Large quantities of pumice have washed ashore in Japan, specifically over a wide area of the main island of Okinawa, affecting the fishing and tourism industries and regular shipping routes with remote islands. The pumice is believed to have reached Okinawa and the Amami Islands of Kagoshima over a period of about two months from Fukutoku Okanoba, an underwater volcano in the Ogasawara Islands that erupted in August. According to Matador Network, several Philippines Airlines flights were cancelled to keep ash from damaging the aircrafts’ jet engines
Fukutoku Okanoba, one of Japan’s 111 active volcanoes, is a submarine volcano located north of Minami-iō Island in the Ogasawara Islands. Eruptions recorded in 1904, 1914, and 1986 formed a new island each time, but all of them disappeared shortly thereafter into the sea.
Rafts of the rock can drift in the ocean for months or even years.NASA’s Earth Observatory
Although the 2005 and 2010 eruptions did not result in the formation of a new island, a variation in the color of the surrounding waters was observed, suggesting that eruptive activity continues intermittently.
The eruption that occurred on the 13th of August 2021 raised volcanic smoke to a height of between 16 km and 19 km between 13:20 and 19:50 hours, followed by intermittent eruptions that continued until August 15th.
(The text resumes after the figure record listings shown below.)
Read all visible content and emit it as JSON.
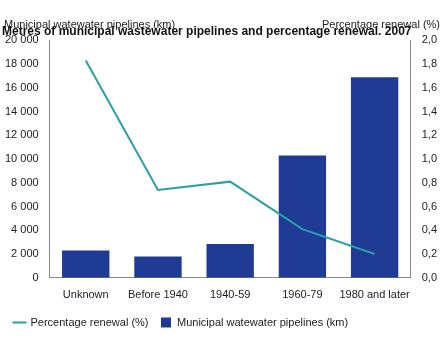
{
  "chart_data": {
    "type": "bar",
    "title": "Metres of municipal wastewater pipelines and percentage renewal. 2007",
    "ylabel": "Municipal watewater pipelines (km)",
    "y2label": "Percentage renewal (%)",
    "categories": [
      "Unknown",
      "Before 1940",
      "1940-59",
      "1960-79",
      "1980 and later"
    ],
    "series": [
      {
        "name": "Municipal watewater pipelines (km)",
        "type": "bar",
        "color": "#1f3b96",
        "values": [
          2300,
          1800,
          2850,
          10300,
          16900
        ]
      },
      {
        "name": "Percentage renewal (%)",
        "type": "line",
        "color": "#2a9fa6",
        "axis": "y2",
        "values": [
          1.83,
          0.74,
          0.81,
          0.41,
          0.2
        ]
      }
    ],
    "ylim": [
      0,
      20000
    ],
    "yticks": [
      0,
      {
        "value": 2000,
        "label": "2 000"
      },
      {
        "value": 4000,
        "label": "4 000"
      },
      {
        "value": 6000,
        "label": "6 000"
      },
      {
        "value": 8000,
        "label": "8 000"
      },
      {
        "value": 10000,
        "label": "10 000"
      },
      {
        "value": 12000,
        "label": "12 000"
      },
      {
        "value": 14000,
        "label": "14 000"
      },
      {
        "value": 16000,
        "label": "16 000"
      },
      {
        "value": 18000,
        "label": "18 000"
      },
      {
        "value": 20000,
        "label": "20 000"
      }
    ],
    "y2lim": [
      0,
      2
    ],
    "y2ticks": [
      {
        "value": 0,
        "label": "0,0"
      },
      {
        "value": 0.2,
        "label": "0,2"
      },
      {
        "value": 0.4,
        "label": "0,4"
      },
      {
        "value": 0.6,
        "label": "0,6"
      },
      {
        "value": 0.8,
        "label": "0,8"
      },
      {
        "value": 1,
        "label": "1,0"
      },
      {
        "value": 1.2,
        "label": "1,2"
      },
      {
        "value": 1.4,
        "label": "1,4"
      },
      {
        "value": 1.6,
        "label": "1,6"
      },
      {
        "value": 1.8,
        "label": "1,8"
      },
      {
        "value": 2,
        "label": "2,0"
      }
    ],
    "grid": false,
    "legend": "bottom"
  }
}
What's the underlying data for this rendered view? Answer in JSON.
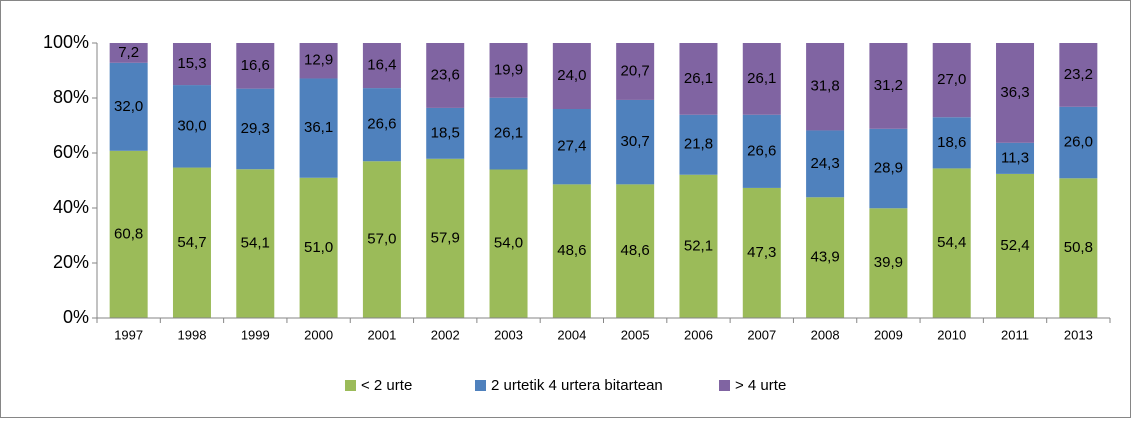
{
  "chart_data": {
    "type": "stacked_bar",
    "categories": [
      "1997",
      "1998",
      "1999",
      "2000",
      "2001",
      "2002",
      "2003",
      "2004",
      "2005",
      "2006",
      "2007",
      "2008",
      "2009",
      "2010",
      "2011",
      "2013"
    ],
    "series": [
      {
        "name": "< 2 urte",
        "color": "#9bbb59",
        "values": [
          60.8,
          54.7,
          54.1,
          51.0,
          57.0,
          57.9,
          54.0,
          48.6,
          48.6,
          52.1,
          47.3,
          43.9,
          39.9,
          54.4,
          52.4,
          50.8
        ],
        "value_labels": [
          "60,8",
          "54,7",
          "54,1",
          "51,0",
          "57,0",
          "57,9",
          "54,0",
          "48,6",
          "48,6",
          "52,1",
          "47,3",
          "43,9",
          "39,9",
          "54,4",
          "52,4",
          "50,8"
        ]
      },
      {
        "name": "2 urtetik 4 urtera bitartean",
        "color": "#4f81bd",
        "values": [
          32.0,
          30.0,
          29.3,
          36.1,
          26.6,
          18.5,
          26.1,
          27.4,
          30.7,
          21.8,
          26.6,
          24.3,
          28.9,
          18.6,
          11.3,
          26.0
        ],
        "value_labels": [
          "32,0",
          "30,0",
          "29,3",
          "36,1",
          "26,6",
          "18,5",
          "26,1",
          "27,4",
          "30,7",
          "21,8",
          "26,6",
          "24,3",
          "28,9",
          "18,6",
          "11,3",
          "26,0"
        ]
      },
      {
        "name": "> 4 urte",
        "color": "#8064a2",
        "values": [
          7.2,
          15.3,
          16.6,
          12.9,
          16.4,
          23.6,
          19.9,
          24.0,
          20.7,
          26.1,
          26.1,
          31.8,
          31.2,
          27.0,
          36.3,
          23.2
        ],
        "value_labels": [
          "7,2",
          "15,3",
          "16,6",
          "12,9",
          "16,4",
          "23,6",
          "19,9",
          "24,0",
          "20,7",
          "26,1",
          "26,1",
          "31,8",
          "31,2",
          "27,0",
          "36,3",
          "23,2"
        ]
      }
    ],
    "ylim": [
      0,
      100
    ],
    "yticks": [
      {
        "value": 0,
        "label": "0%"
      },
      {
        "value": 20,
        "label": "20%"
      },
      {
        "value": 40,
        "label": "40%"
      },
      {
        "value": 60,
        "label": "60%"
      },
      {
        "value": 80,
        "label": "80%"
      },
      {
        "value": 100,
        "label": "100%"
      }
    ],
    "grid": false,
    "legend": "bottom"
  }
}
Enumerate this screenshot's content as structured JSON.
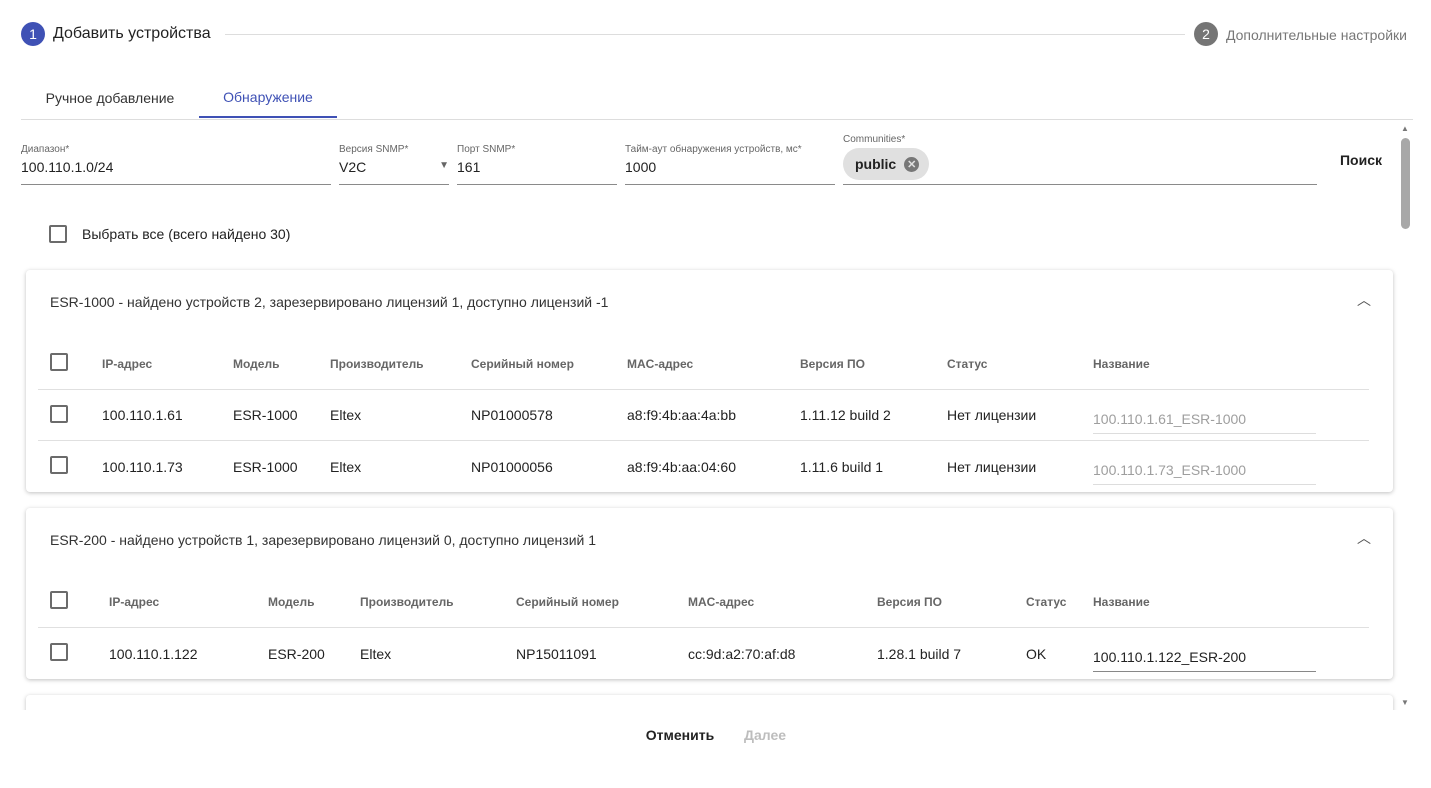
{
  "stepper": {
    "steps": [
      {
        "num": "1",
        "label": "Добавить устройства",
        "active": true
      },
      {
        "num": "2",
        "label": "Дополнительные настройки",
        "active": false
      }
    ]
  },
  "tabs": [
    {
      "label": "Ручное добавление",
      "active": false
    },
    {
      "label": "Обнаружение",
      "active": true
    }
  ],
  "form": {
    "range": {
      "label": "Диапазон*",
      "value": "100.110.1.0/24"
    },
    "snmp_version": {
      "label": "Версия SNMP*",
      "value": "V2C"
    },
    "snmp_port": {
      "label": "Порт SNMP*",
      "value": "161"
    },
    "timeout": {
      "label": "Тайм-аут обнаружения устройств, мс*",
      "value": "1000"
    },
    "communities": {
      "label": "Communities*",
      "chips": [
        "public"
      ]
    },
    "search_label": "Поиск"
  },
  "select_all": "Выбрать все (всего найдено 30)",
  "groups": [
    {
      "title": "ESR-1000 - найдено устройств 2, зарезервировано лицензий 1, доступно лицензий -1",
      "columns": [
        "IP-адрес",
        "Модель",
        "Производитель",
        "Серийный номер",
        "MAC-адрес",
        "Версия ПО",
        "Статус",
        "Название"
      ],
      "rows": [
        [
          "100.110.1.61",
          "ESR-1000",
          "Eltex",
          "NP01000578",
          "a8:f9:4b:aa:4a:bb",
          "1.11.12 build 2",
          "Нет лицензии",
          "100.110.1.61_ESR-1000"
        ],
        [
          "100.110.1.73",
          "ESR-1000",
          "Eltex",
          "NP01000056",
          "a8:f9:4b:aa:04:60",
          "1.11.6 build 1",
          "Нет лицензии",
          "100.110.1.73_ESR-1000"
        ]
      ]
    },
    {
      "title": "ESR-200 - найдено устройств 1, зарезервировано лицензий 0, доступно лицензий 1",
      "columns": [
        "IP-адрес",
        "Модель",
        "Производитель",
        "Серийный номер",
        "MAC-адрес",
        "Версия ПО",
        "Статус",
        "Название"
      ],
      "rows": [
        [
          "100.110.1.122",
          "ESR-200",
          "Eltex",
          "NP15011091",
          "cc:9d:a2:70:af:d8",
          "1.28.1 build 7",
          "OK",
          "100.110.1.122_ESR-200"
        ]
      ]
    }
  ],
  "footer": {
    "cancel": "Отменить",
    "next": "Далее"
  },
  "colors": {
    "accent": "#3f51b5",
    "step_inactive": "#757575"
  }
}
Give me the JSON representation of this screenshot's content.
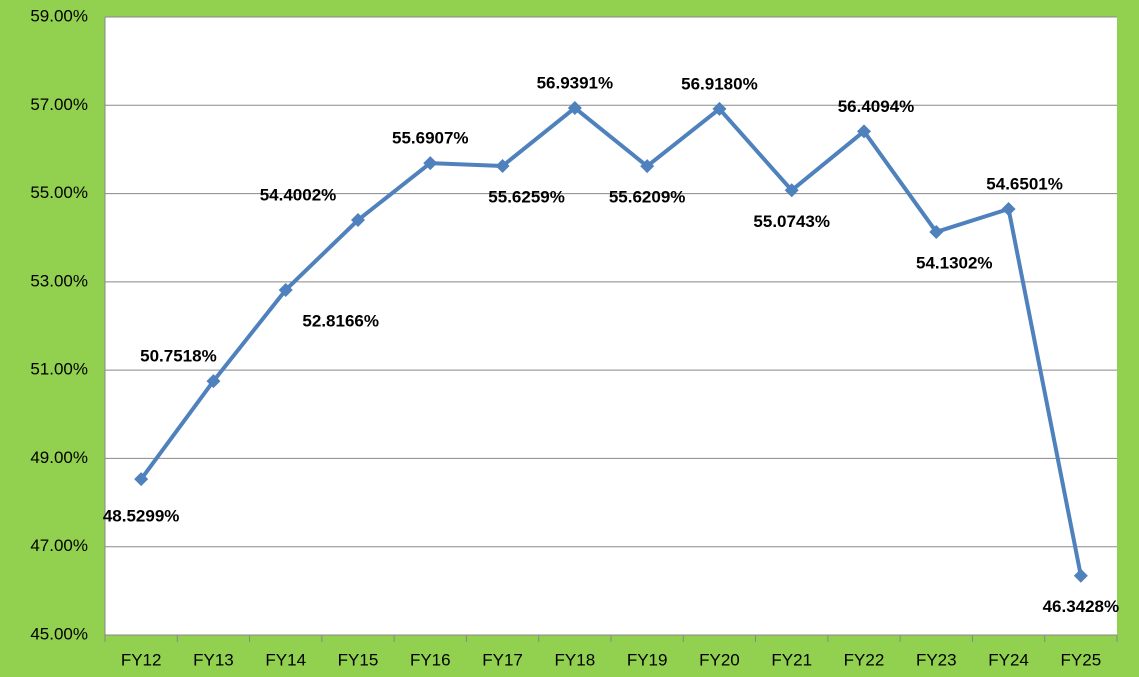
{
  "chart_data": {
    "type": "line",
    "categories": [
      "FY12",
      "FY13",
      "FY14",
      "FY15",
      "FY16",
      "FY17",
      "FY18",
      "FY19",
      "FY20",
      "FY21",
      "FY22",
      "FY23",
      "FY24",
      "FY25"
    ],
    "values": [
      48.5299,
      50.7518,
      52.8166,
      54.4002,
      55.6907,
      55.6259,
      56.9391,
      55.6209,
      56.918,
      55.0743,
      56.4094,
      54.1302,
      54.6501,
      46.3428
    ],
    "value_labels": [
      "48.5299%",
      "50.7518%",
      "52.8166%",
      "54.4002%",
      "55.6907%",
      "55.6259%",
      "56.9391%",
      "55.6209%",
      "56.9180%",
      "55.0743%",
      "56.4094%",
      "54.1302%",
      "54.6501%",
      "46.3428%"
    ],
    "color": "#4f81bd",
    "ylim": [
      45,
      59
    ],
    "yticks": [
      {
        "value": 45,
        "label": "45.00%"
      },
      {
        "value": 47,
        "label": "47.00%"
      },
      {
        "value": 49,
        "label": "49.00%"
      },
      {
        "value": 51,
        "label": "51.00%"
      },
      {
        "value": 53,
        "label": "53.00%"
      },
      {
        "value": 55,
        "label": "55.00%"
      },
      {
        "value": 57,
        "label": "57.00%"
      },
      {
        "value": 59,
        "label": "59.00%"
      }
    ],
    "grid": true
  }
}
According to the Geological Center of the National Institute of Advanced Industrial Science and Technology, the level of the eruption was ranked as one of the largest to occur in the Japanese archipelago since the Meiji era, second only to that of the Sakurajima volcano in 1914 during the Taishō era.
The large amount of pumice produced by the eruption began drifting toward the Amami and Okinawa islands, about 1,300 km away, since early October, after about two months by ocean currents. On Okinawa, the pumice has covered the coastline and harbors, affecting the fishing industry and inter-island traffic.
The pumice is now expected to approach the Tōkai and Kantō regions in the Kuroshio Current.